Say hi to your warmest destination: not sauna,
nor tropics, nor lovers—it was the heat source
in the furs—capybara furs, flame-retardant
furs, furs knives couldn’t cut, furs that trapped
oxygen, human body, and you, swimming
now, out at sea in your midnight flowers,
Angora rabbits, where the monsters
stay lovely every fall and spring.
Yume Miru Kikai [The Dreaming Machine]
After Satoshi Kon, with lines borrowed from Satoshi Kon’s last letter, translated by Makiko Itoh
The impulse to have heart is the engine propelling us nowhere.
The Dreaming Machine predicts the past. The Dreaming Machine remembers the future.
Kon: transfiguration. Epochs, seasons, mise-en-scènes turn like weather vanes, but a single desire stays immutable.
In Millennium Actress, Chiyoko runs through flying snow. Hokkaido’s landscape burns her lungs. She veers toward the train station, plummets down a hill crawling with bugs and cherry blossoms.
In Tokyo Godfathers, the cardboard homes of the homeless are more inviting than the derelict homes of the blessed.
How to live your life in a world that gets so stupefying? Kon asked once in an interview.
The Dreaming Machine is vanishing, flashing like the teeth of the city you bypass on a plane to an unfathomable town.
In the preliminary sketches, three robots go on an adventure to a humanless multiverse.
Shot #1: girl robot nurses heart machine with sparkplug.
July the 7th. It was a rather brutal Tanabata …
2010: Satoshi lies on a bed, dreaming of dreaming machines. The rest of his life stares back in the five feet before him.
Always the question: is nowhere as unknown as we have feared? How will we brave th
is antimatter?
Hurting, hurling, hurtling—
Toward heaven. Fulfillment of what? May harbors, our heads on the laps of our springtime lovers …
Tanabata: a broken tree harbors wishes. On July 7th, 2007, I held one of these broken wishes to my chest as Yokohama’s harbors flared with drifting ships.
Where do you wander, where do you search for this petal that grows from the stone in your chest?
And, if I may ask you for one more thing—could you help my wife send me over to the other side after my death? I’d be able to get on that flight with my mind at rest if you could do that for me. I ask this from my heart.
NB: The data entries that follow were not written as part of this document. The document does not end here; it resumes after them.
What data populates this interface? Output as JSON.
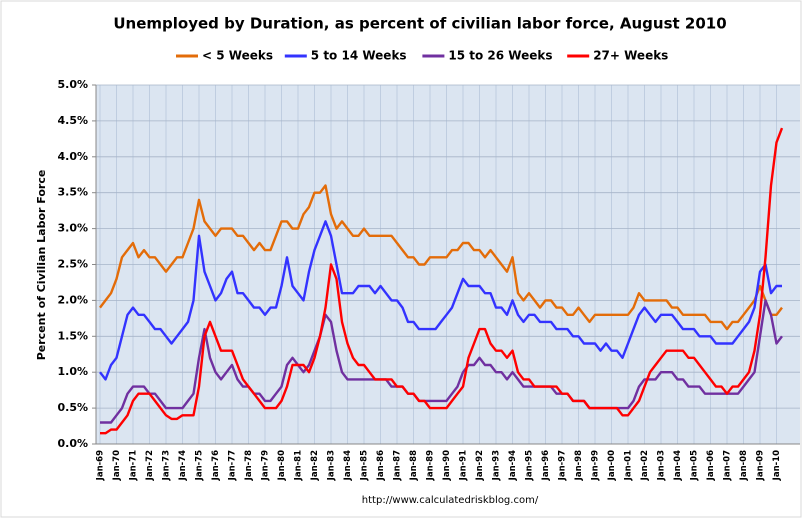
{
  "chart_data": {
    "type": "line",
    "title": "Unemployed by Duration, as percent of civilian labor force, August 2010",
    "y_label": "Percent of Civilian Labor Force",
    "footer": "http://www.calculatedriskblog.com/",
    "legend": "top",
    "grid": true,
    "ylim": [
      0,
      5
    ],
    "yticks": [
      {
        "value": 0,
        "label": "0.0%"
      },
      {
        "value": 0.5,
        "label": "0.5%"
      },
      {
        "value": 1,
        "label": "1.0%"
      },
      {
        "value": 1.5,
        "label": "1.5%"
      },
      {
        "value": 2,
        "label": "2.0%"
      },
      {
        "value": 2.5,
        "label": "2.5%"
      },
      {
        "value": 3,
        "label": "3.0%"
      },
      {
        "value": 3.5,
        "label": "3.5%"
      },
      {
        "value": 4,
        "label": "4.0%"
      },
      {
        "value": 4.5,
        "label": "4.5%"
      },
      {
        "value": 5,
        "label": "5.0%"
      }
    ],
    "categories": [
      "Jan-69",
      null,
      null,
      "Jan-70",
      null,
      null,
      "Jan-71",
      null,
      null,
      "Jan-72",
      null,
      null,
      "Jan-73",
      null,
      null,
      "Jan-74",
      null,
      null,
      "Jan-75",
      null,
      null,
      "Jan-76",
      null,
      null,
      "Jan-77",
      null,
      null,
      "Jan-78",
      null,
      null,
      "Jan-79",
      null,
      null,
      "Jan-80",
      null,
      null,
      "Jan-81",
      null,
      null,
      "Jan-82",
      null,
      null,
      "Jan-83",
      null,
      null,
      "Jan-84",
      null,
      null,
      "Jan-85",
      null,
      null,
      "Jan-86",
      null,
      null,
      "Jan-87",
      null,
      null,
      "Jan-88",
      null,
      null,
      "Jan-89",
      null,
      null,
      "Jan-90",
      null,
      null,
      "Jan-91",
      null,
      null,
      "Jan-92",
      null,
      null,
      "Jan-93",
      null,
      null,
      "Jan-94",
      null,
      null,
      "Jan-95",
      null,
      null,
      "Jan-96",
      null,
      null,
      "Jan-97",
      null,
      null,
      "Jan-98",
      null,
      null,
      "Jan-99",
      null,
      null,
      "Jan-00",
      null,
      null,
      "Jan-01",
      null,
      null,
      "Jan-02",
      null,
      null,
      "Jan-03",
      null,
      null,
      "Jan-04",
      null,
      null,
      "Jan-05",
      null,
      null,
      "Jan-06",
      null,
      null,
      "Jan-07",
      null,
      null,
      "Jan-08",
      null,
      null,
      "Jan-09",
      null,
      null,
      "Jan-10",
      null
    ],
    "series": [
      {
        "name": "< 5 Weeks",
        "color": "#e36c09",
        "values": [
          1.9,
          2.0,
          2.1,
          2.3,
          2.6,
          2.7,
          2.8,
          2.6,
          2.7,
          2.6,
          2.6,
          2.5,
          2.4,
          2.5,
          2.6,
          2.6,
          2.8,
          3.0,
          3.4,
          3.1,
          3.0,
          2.9,
          3.0,
          3.0,
          3.0,
          2.9,
          2.9,
          2.8,
          2.7,
          2.8,
          2.7,
          2.7,
          2.9,
          3.1,
          3.1,
          3.0,
          3.0,
          3.2,
          3.3,
          3.5,
          3.5,
          3.6,
          3.2,
          3.0,
          3.1,
          3.0,
          2.9,
          2.9,
          3.0,
          2.9,
          2.9,
          2.9,
          2.9,
          2.9,
          2.8,
          2.7,
          2.6,
          2.6,
          2.5,
          2.5,
          2.6,
          2.6,
          2.6,
          2.6,
          2.7,
          2.7,
          2.8,
          2.8,
          2.7,
          2.7,
          2.6,
          2.7,
          2.6,
          2.5,
          2.4,
          2.6,
          2.1,
          2.0,
          2.1,
          2.0,
          1.9,
          2.0,
          2.0,
          1.9,
          1.9,
          1.8,
          1.8,
          1.9,
          1.8,
          1.7,
          1.8,
          1.8,
          1.8,
          1.8,
          1.8,
          1.8,
          1.8,
          1.9,
          2.1,
          2.0,
          2.0,
          2.0,
          2.0,
          2.0,
          1.9,
          1.9,
          1.8,
          1.8,
          1.8,
          1.8,
          1.8,
          1.7,
          1.7,
          1.7,
          1.6,
          1.7,
          1.7,
          1.8,
          1.9,
          2.0,
          2.2,
          2.0,
          1.8,
          1.8,
          1.9
        ]
      },
      {
        "name": "5 to 14 Weeks",
        "color": "#3333ff",
        "values": [
          1.0,
          0.9,
          1.1,
          1.2,
          1.5,
          1.8,
          1.9,
          1.8,
          1.8,
          1.7,
          1.6,
          1.6,
          1.5,
          1.4,
          1.5,
          1.6,
          1.7,
          2.0,
          2.9,
          2.4,
          2.2,
          2.0,
          2.1,
          2.3,
          2.4,
          2.1,
          2.1,
          2.0,
          1.9,
          1.9,
          1.8,
          1.9,
          1.9,
          2.2,
          2.6,
          2.2,
          2.1,
          2.0,
          2.4,
          2.7,
          2.9,
          3.1,
          2.9,
          2.5,
          2.1,
          2.1,
          2.1,
          2.2,
          2.2,
          2.2,
          2.1,
          2.2,
          2.1,
          2.0,
          2.0,
          1.9,
          1.7,
          1.7,
          1.6,
          1.6,
          1.6,
          1.6,
          1.7,
          1.8,
          1.9,
          2.1,
          2.3,
          2.2,
          2.2,
          2.2,
          2.1,
          2.1,
          1.9,
          1.9,
          1.8,
          2.0,
          1.8,
          1.7,
          1.8,
          1.8,
          1.7,
          1.7,
          1.7,
          1.6,
          1.6,
          1.6,
          1.5,
          1.5,
          1.4,
          1.4,
          1.4,
          1.3,
          1.4,
          1.3,
          1.3,
          1.2,
          1.4,
          1.6,
          1.8,
          1.9,
          1.8,
          1.7,
          1.8,
          1.8,
          1.8,
          1.7,
          1.6,
          1.6,
          1.6,
          1.5,
          1.5,
          1.5,
          1.4,
          1.4,
          1.4,
          1.4,
          1.5,
          1.6,
          1.7,
          1.9,
          2.4,
          2.5,
          2.1,
          2.2,
          2.2
        ]
      },
      {
        "name": "15 to 26 Weeks",
        "color": "#7030a0",
        "values": [
          0.3,
          0.3,
          0.3,
          0.4,
          0.5,
          0.7,
          0.8,
          0.8,
          0.8,
          0.7,
          0.7,
          0.6,
          0.5,
          0.5,
          0.5,
          0.5,
          0.6,
          0.7,
          1.2,
          1.6,
          1.2,
          1.0,
          0.9,
          1.0,
          1.1,
          0.9,
          0.8,
          0.8,
          0.7,
          0.7,
          0.6,
          0.6,
          0.7,
          0.8,
          1.1,
          1.2,
          1.1,
          1.0,
          1.1,
          1.3,
          1.5,
          1.8,
          1.7,
          1.3,
          1.0,
          0.9,
          0.9,
          0.9,
          0.9,
          0.9,
          0.9,
          0.9,
          0.9,
          0.8,
          0.8,
          0.8,
          0.7,
          0.7,
          0.6,
          0.6,
          0.6,
          0.6,
          0.6,
          0.6,
          0.7,
          0.8,
          1.0,
          1.1,
          1.1,
          1.2,
          1.1,
          1.1,
          1.0,
          1.0,
          0.9,
          1.0,
          0.9,
          0.8,
          0.8,
          0.8,
          0.8,
          0.8,
          0.8,
          0.7,
          0.7,
          0.7,
          0.6,
          0.6,
          0.6,
          0.5,
          0.5,
          0.5,
          0.5,
          0.5,
          0.5,
          0.5,
          0.5,
          0.6,
          0.8,
          0.9,
          0.9,
          0.9,
          1.0,
          1.0,
          1.0,
          0.9,
          0.9,
          0.8,
          0.8,
          0.8,
          0.7,
          0.7,
          0.7,
          0.7,
          0.7,
          0.7,
          0.7,
          0.8,
          0.9,
          1.0,
          1.5,
          2.0,
          1.8,
          1.4,
          1.5
        ]
      },
      {
        "name": "27+ Weeks",
        "color": "#ff0000",
        "values": [
          0.15,
          0.15,
          0.2,
          0.2,
          0.3,
          0.4,
          0.6,
          0.7,
          0.7,
          0.7,
          0.6,
          0.5,
          0.4,
          0.35,
          0.35,
          0.4,
          0.4,
          0.4,
          0.8,
          1.5,
          1.7,
          1.5,
          1.3,
          1.3,
          1.3,
          1.1,
          0.9,
          0.8,
          0.7,
          0.6,
          0.5,
          0.5,
          0.5,
          0.6,
          0.8,
          1.1,
          1.1,
          1.1,
          1.0,
          1.2,
          1.5,
          1.9,
          2.5,
          2.3,
          1.7,
          1.4,
          1.2,
          1.1,
          1.1,
          1.0,
          0.9,
          0.9,
          0.9,
          0.9,
          0.8,
          0.8,
          0.7,
          0.7,
          0.6,
          0.6,
          0.5,
          0.5,
          0.5,
          0.5,
          0.6,
          0.7,
          0.8,
          1.2,
          1.4,
          1.6,
          1.6,
          1.4,
          1.3,
          1.3,
          1.2,
          1.3,
          1.0,
          0.9,
          0.9,
          0.8,
          0.8,
          0.8,
          0.8,
          0.8,
          0.7,
          0.7,
          0.6,
          0.6,
          0.6,
          0.5,
          0.5,
          0.5,
          0.5,
          0.5,
          0.5,
          0.4,
          0.4,
          0.5,
          0.6,
          0.8,
          1.0,
          1.1,
          1.2,
          1.3,
          1.3,
          1.3,
          1.3,
          1.2,
          1.2,
          1.1,
          1.0,
          0.9,
          0.8,
          0.8,
          0.7,
          0.8,
          0.8,
          0.9,
          1.0,
          1.3,
          1.8,
          2.6,
          3.6,
          4.2,
          4.4
        ]
      }
    ]
  }
}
Flight: the dreaming machine flies into the ruined city. All the computers sing. The circuits light up like fireworks.
Devastation: the temple painted gold. Devastation: the aftershocks of a prediction come true.
Shot #2: robot beholds a golden city that waits beyond the gateway. City ruined by its beauty—the tidal epochs hunt the domes.
On someone’s bed, I read Satoshi’s last letter. It was June. I was between apartments. A heat wave plowed through Brooklyn. My breath was summer’s jailbird. A beautiful man lay beside me, unmoved. His perfect ribs did not shake. This is how I knew to go.
Now the stolen gospels unwind. Now the blueprint disappears.
With my heart full of gratitude for everything good in the world, I’ll put down my pen. Now excuse me, I have to go.
The robot crosses the threshold, enters the ruined city. Spires gleam like crypts before him.
The Dreaming Machine’s website is defunct. 600 shots made; 900 to go.
Eerie suspension—a dreaming machine floats like a gondola on a blue lake. Mist covers his circuits, protects him. A dreaming machine flashes in the teleprompter.
When are you naked if you are a robot? Answer: when your circuits are exposed, your dreams open to hacking. Paprika knows this.
Three dreaming machines meet in an unknown future. Overhead, the meteors stop to listen, but in a moment desert us again.
The Five Faces of Faye Valentine
After Cowboy Bebop
One: her battle face is indistinguishable
from her poker face. No savant dares
to romance a face like that. Eyebrows, smirk,
her mouth a lawless husk. Master swindlers
beware: she will one-up you with a flawless
feint. A fugitive wind shrouds her name,
her debt. There’s a bounty on her swagger.